2021) (quoting Varga v. Colvin, 794 F.3d 809, 813 (7th Cir. 2015)). Put another way, the ALJ’s “analysis must say enough to enable a review of whether the ALJ considered the totality of a claimant’s limitations.” Lothridge v. Saul, 984 F.3d 1227, 1233 (7th Cir. 2021). Having considered Mario’s arguments and the record under this standard, the court concludes that remand is not warranted. A. Separation of Powers

The court addresses Mario’s constitutional argument first. Mario argues that his case should be remanded because the Social Security Administration (“SSA”) is unconstitutionally structured. (R. 16, Pl.’s Mem. at 14-15.) Mario relies on Seila Law LLC v.

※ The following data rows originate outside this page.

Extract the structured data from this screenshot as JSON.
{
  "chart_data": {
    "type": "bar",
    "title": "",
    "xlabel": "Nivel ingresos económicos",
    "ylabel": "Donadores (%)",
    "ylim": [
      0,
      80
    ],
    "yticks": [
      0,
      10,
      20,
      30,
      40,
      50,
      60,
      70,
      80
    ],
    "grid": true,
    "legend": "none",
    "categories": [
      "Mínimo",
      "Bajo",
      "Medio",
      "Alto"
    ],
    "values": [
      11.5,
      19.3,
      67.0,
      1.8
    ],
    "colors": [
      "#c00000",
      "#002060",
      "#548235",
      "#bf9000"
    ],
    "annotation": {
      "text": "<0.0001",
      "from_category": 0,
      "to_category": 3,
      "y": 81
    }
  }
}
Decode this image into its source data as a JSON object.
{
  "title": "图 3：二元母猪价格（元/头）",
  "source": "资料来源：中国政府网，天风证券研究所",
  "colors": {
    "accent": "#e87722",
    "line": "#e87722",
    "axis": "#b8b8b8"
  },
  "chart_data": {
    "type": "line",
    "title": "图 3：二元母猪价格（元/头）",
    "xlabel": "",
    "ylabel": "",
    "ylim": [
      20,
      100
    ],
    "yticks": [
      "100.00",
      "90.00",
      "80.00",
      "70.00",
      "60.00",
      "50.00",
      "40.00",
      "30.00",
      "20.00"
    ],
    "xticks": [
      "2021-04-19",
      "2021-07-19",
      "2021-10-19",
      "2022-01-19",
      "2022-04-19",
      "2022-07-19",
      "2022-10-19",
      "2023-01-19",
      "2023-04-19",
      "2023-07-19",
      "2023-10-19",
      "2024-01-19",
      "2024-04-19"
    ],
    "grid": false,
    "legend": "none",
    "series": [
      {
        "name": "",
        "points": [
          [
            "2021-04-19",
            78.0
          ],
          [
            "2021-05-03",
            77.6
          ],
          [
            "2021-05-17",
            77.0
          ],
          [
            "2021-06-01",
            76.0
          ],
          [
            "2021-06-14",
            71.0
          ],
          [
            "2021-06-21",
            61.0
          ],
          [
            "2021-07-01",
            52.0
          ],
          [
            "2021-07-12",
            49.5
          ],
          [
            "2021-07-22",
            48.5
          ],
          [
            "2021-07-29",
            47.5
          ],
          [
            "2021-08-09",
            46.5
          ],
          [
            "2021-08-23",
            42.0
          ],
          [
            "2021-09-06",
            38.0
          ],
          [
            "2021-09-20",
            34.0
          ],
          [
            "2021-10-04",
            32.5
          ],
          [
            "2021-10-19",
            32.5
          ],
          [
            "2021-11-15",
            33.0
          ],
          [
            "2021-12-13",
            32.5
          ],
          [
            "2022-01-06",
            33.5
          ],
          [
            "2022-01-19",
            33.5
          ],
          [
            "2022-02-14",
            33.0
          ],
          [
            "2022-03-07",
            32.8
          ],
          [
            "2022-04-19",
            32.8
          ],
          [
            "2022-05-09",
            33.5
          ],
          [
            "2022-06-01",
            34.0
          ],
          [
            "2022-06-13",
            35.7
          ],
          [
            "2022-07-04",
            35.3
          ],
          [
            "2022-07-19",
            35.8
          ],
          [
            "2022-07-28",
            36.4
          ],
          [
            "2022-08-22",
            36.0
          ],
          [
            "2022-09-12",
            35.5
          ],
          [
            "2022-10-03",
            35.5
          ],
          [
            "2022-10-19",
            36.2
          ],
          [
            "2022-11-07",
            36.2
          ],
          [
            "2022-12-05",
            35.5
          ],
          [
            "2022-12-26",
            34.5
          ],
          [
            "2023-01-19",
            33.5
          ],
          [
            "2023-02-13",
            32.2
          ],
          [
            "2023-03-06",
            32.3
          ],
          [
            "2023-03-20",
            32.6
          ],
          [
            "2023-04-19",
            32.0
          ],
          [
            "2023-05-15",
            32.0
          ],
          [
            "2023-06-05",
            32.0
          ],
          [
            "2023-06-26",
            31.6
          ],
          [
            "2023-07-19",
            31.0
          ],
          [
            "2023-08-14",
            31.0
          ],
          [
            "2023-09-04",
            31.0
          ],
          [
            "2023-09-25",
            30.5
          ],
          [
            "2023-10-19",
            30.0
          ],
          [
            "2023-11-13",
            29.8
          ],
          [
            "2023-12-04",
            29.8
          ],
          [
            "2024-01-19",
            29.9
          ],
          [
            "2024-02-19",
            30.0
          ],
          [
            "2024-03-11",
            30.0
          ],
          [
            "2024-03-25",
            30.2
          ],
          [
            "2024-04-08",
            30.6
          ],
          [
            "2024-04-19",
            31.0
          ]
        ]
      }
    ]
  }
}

Consumer Financial Protection Bureau, 140 S. Ct. 2183, 2197 (2020), in which the Supreme Court held that the Consumer Financial Protection Bureau’s (“CFPB”)“leadership by a single individual removable only for inefficiency, neglect, or malfeasance violates the separation of powers.” Mario contends that the SSA’s

structure mirrors the CFPB’s insofar as the SSA has a single Commissioner who may be removed only for cause and serves a term longer than that of the President of the United States, as set forth in 42 U.S.C. § 902(a)(3). (R. 16, Pl.’s Mem. at 14-15.) As such, Mario asserts that the Commissioner’s authority is “constitutionally defective” and that he was deprived of a “valid administrative adjudicatory process.” (Id. at 15.) In response, the government concedes that the SSA’s structure “violates the separation of powers to the extent it is construed as limiting the President’s authority to remove the Commissioner without cause.” (R. 22, Govt.’s Resp. at 2.) But it asserts

that no separation-of-powers concerns apply here because the ALJ who denied part of Mario’s claim had her appointment ratified by an Acting Commissioner who was not appointed pursuant to Section 902(a)(3) and could be removed at will, thus eliminating any possibility of a constitutional violation. (Id. at 3, 5-6.) Regardless, the year after the Supreme Court decided Seila, it held in Collins v. Yellen, 141 S. Ct. 1761, 1783 (2021), that an unconstitutional removal restriction

does not render invalid the lawful appointment of an agency head. See Teddy J. v. Kijakazi, No. 21 CV 1847, 2022 WL 4367577, at *2 (N.D. Ill. Sept. 21, 2022); Michelle D. v. Kijakazi, No. 21 CV 1561, 2022 WL 972280, at *6 (N.D. Ill. March 31, 2022). Here, then-Acting Commissioner Nancy Berryhill was lawfully appointed, and there is “no basis for concluding that [she] lacked the authority to carry out the functions of the office.” Collins, 141 S. Ct. at 1788. Moreover, even if Mario could mount a constitutional challenge based on Section 902(a)(3), the court agrees with

the government that he cannot show the requisite nexus between that provision’s removal restriction and any harm he suffered. (R. 22, Govt.’s Resp. at 7-10.) In the wake of Collins, “numerous courts have ruled that a frustrated Social Security applicant . . . must show that the unconstitutional removal provision actually caused [him] harm in some direct and identifiable way.” Cheryl T. v. Kijakazi, No. 20 CV 6960, 2022 WL 3716080, at *4 (N.D. Ill. Aug. 29, 2022) (collecting cases). Mario does not identify any direct harm in his opening brief, (R. 16, Pl.’s Mem. at 14-15), and suggests in his reply that Collins is inapplicable and harm may instead be presumed, (R. 23, Pl.’s Reply at 10-12). But Mario’s position goes against the tide, and the court

declines to infer the requisite harm. Collins, 141 S. Ct. at 1789. B. Migraines Mario claims that the ALJ erred at step two when finding his migraine headaches non-severe, arguing that they were disabling in their own right. (R. 16, Pl.’s Mem. at 12-14.) “The Step 2 determination is ‘a de minimis screening for groundless claims’ intended to exclude slight abnormalities that only minimally

impact a claimant’s basic activities.” O’Connor-Spinner v.